Added two quarts of fresh ATF to the transmission through the dipstick funnel again and then drained two more out.  Repeated this 2 out/2 in until 16 quarts of fresh fluid had been added and the ATF draining out was clean and bright red.

Normally the flush can be accomplished with only 12qts but after 12 I thought we were still getting some dirty fluid out so went with another four.  Left 10 qts in the transmission which is the specified capacity.

Two surprises with the flush kit from IPD (which I still recommend).  First is that after flushing you have a long hose full of good fluid, perhaps a whole quart.  It took at least a half hour for gravity to drain it back into the transmission after hanging the hose up on the hood.

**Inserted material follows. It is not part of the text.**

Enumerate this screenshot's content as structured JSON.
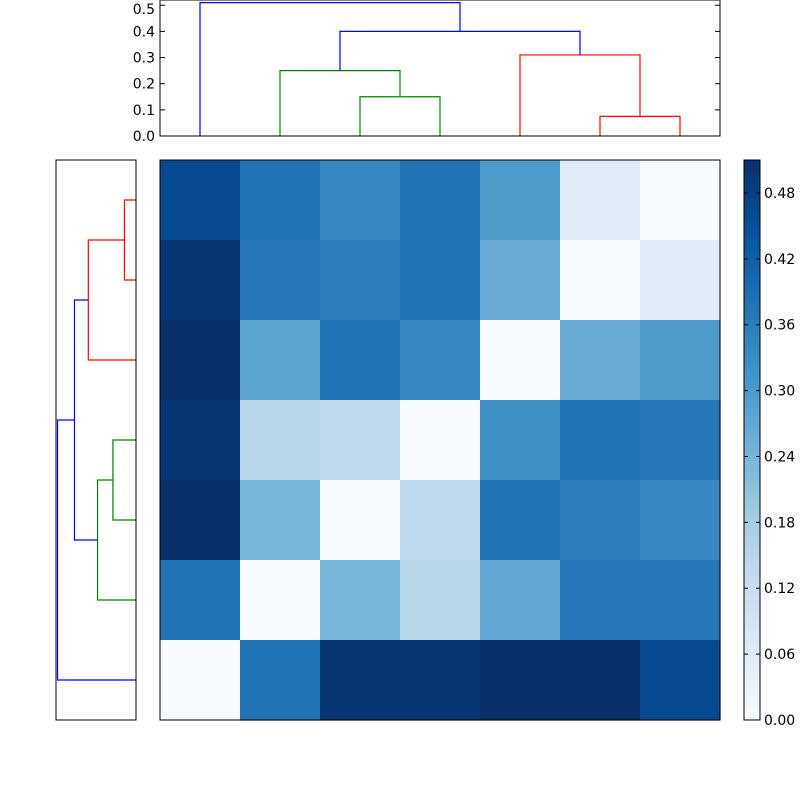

Second surprise is that the new retention clip with the flush kit to secure the transmission hose back to the radiator is cheap and brittle.  It snapped in two with only a small amount of force and you do have to really spread it open to clip in place.  Had to re-use the original clamp which is apparently better quality.  Getting the clamp on was actually the hardest part of this whole job, especially when dropped a couple times down into the engine compartment where I had to go fishing for it.

Checked for leaks after starting the car then drove five miles at varying speeds to put the transmission through all the gears.  Transmission now shifts more smoothly and quietly, which is to be expected.  It seems to have re-discovered 2nd gear, which it typically blew right through before.  After driving, checked ATF level with dipstick and checked for leaks again.